1. A shock-absorbing mounting for supporting an oscillating body on a support structure, said mounting comprising a tubular supporting body arranged for secural to the support structure; a coupling member arranged coaxially with respect to said tubular supporting body and serving to couple the mounting with the oscillating body; an annular element of elastomer material secured by its outer and inner peripheral portions respectively to one end of the tubular supporting body and to said coupling member; a transverse wall closing off the tubular supporting body at a location remote from the said annular element whereby to delimit together with said annular element a chamber within said tubular supporting body, said chamber containing a damping liquid; and a transverse plate element supported within the chamber on a stem which extends coaxially from the coupling member, said transverse plate element serving to divide the chamber into two sub-chambers which communicate with each other via an annular passage comprised between the internal wall of the tubular supporting body and the periphery of the said plate element, at least one part of the walls of said internal chamber being resiiiently yieldable so as to absorb latent volume variations in said chamber due to oscillations of the coupling member relative to the tubular supporting body which are of an amplitude less than a predetermined value, oscillations of an amplitude greater than said predetermined value causing damping fluid to be forced between said sub-chambers whereby to produce a fluid damping effect.

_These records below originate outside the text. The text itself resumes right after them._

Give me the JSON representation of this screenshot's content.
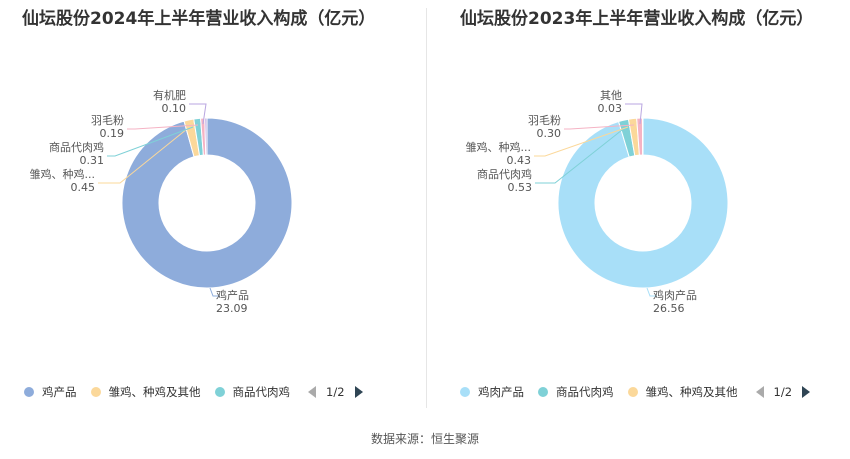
{
  "chart_data": [
    {
      "type": "pie",
      "title": "仙坛股份2024年上半年营业收入构成（亿元）",
      "slices": [
        {
          "label": "鸡产品",
          "value": 23.09,
          "color": "#8eacdb"
        },
        {
          "label": "雏鸡、种鸡...",
          "value": 0.45,
          "color": "#fbd89a"
        },
        {
          "label": "商品代肉鸡",
          "value": 0.31,
          "color": "#7fd1d7"
        },
        {
          "label": "羽毛粉",
          "value": 0.19,
          "color": "#f5b3c4"
        },
        {
          "label": "有机肥",
          "value": 0.1,
          "color": "#b9a6e0"
        }
      ],
      "value_labels": [
        "23.09",
        "0.45",
        "0.31",
        "0.19",
        "0.10"
      ],
      "legend": [
        "鸡产品",
        "雏鸡、种鸡及其他",
        "商品代肉鸡"
      ],
      "legend_colors": [
        "#8eacdb",
        "#fbd89a",
        "#7fd1d7"
      ],
      "pager": "1/2"
    },
    {
      "type": "pie",
      "title": "仙坛股份2023年上半年营业收入构成（亿元）",
      "slices": [
        {
          "label": "鸡肉产品",
          "value": 26.56,
          "color": "#a8dff8"
        },
        {
          "label": "商品代肉鸡",
          "value": 0.53,
          "color": "#7fd1d7"
        },
        {
          "label": "雏鸡、种鸡...",
          "value": 0.43,
          "color": "#fbd89a"
        },
        {
          "label": "羽毛粉",
          "value": 0.3,
          "color": "#f5b3c4"
        },
        {
          "label": "其他",
          "value": 0.03,
          "color": "#b9a6e0"
        }
      ],
      "value_labels": [
        "26.56",
        "0.53",
        "0.43",
        "0.30",
        "0.03"
      ],
      "legend": [
        "鸡肉产品",
        "商品代肉鸡",
        "雏鸡、种鸡及其他"
      ],
      "legend_colors": [
        "#a8dff8",
        "#7fd1d7",
        "#fbd89a"
      ],
      "pager": "1/2"
    }
  ],
  "source": "数据来源：恒生聚源"
}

2. A shock-absorbing mounting according to Claim 1, in which the said transverse wall closing off the tubular supporting body is in the form of an elastic diaphragm and constitutes the said yieldable chamber wall part.

3. A shock-absorbing mounting according to Claim 2, in which the said annular element of elastomer material has areas of a reduced axial thickness which form further elastically yieldable wall parts of said chamber.

4. A shock-absorbing mounting according to Claim 3, in which the said areas of reduced axial thickness of the annular element are formed by circumferentially spaced impressions in the external surface of the annular element.

5. A shock-absorbing mounting according to Claim 4, in which the said impressions are two in number and are positioned diametrically opposite each other.

6. A shock-absorbing mounting according to Claim 1, in which the said transverse wall closing off the tubular supporting body is rigid, the said annular element being provided with areas of a reduced axial thickness which constitute the said yieldable wall-part of the chamber.

7. A shock-absorbing mounting according to Claim 6, in which the said areas of reduced axial thickness of the annular element are formed by circumferentially spaced impressions provided in the internal surface of the annular element.

8. A shock-absorbing mounting according to Claim 7, in which the said impressions are two in number and are positioned diametrically opposite each other.

9. A shock-absorbing mounting according to Claim 6, in which the said transverse plate element is provided with a buffer of elastomer material facing the transverse wall closing off the tubular supporting body.

10. A shock-absorbing mounting substantially as hereinbefore described with reference to Figure 1, Figure 2 and 3, or Figures 4 and 5 of the accompanying drawings.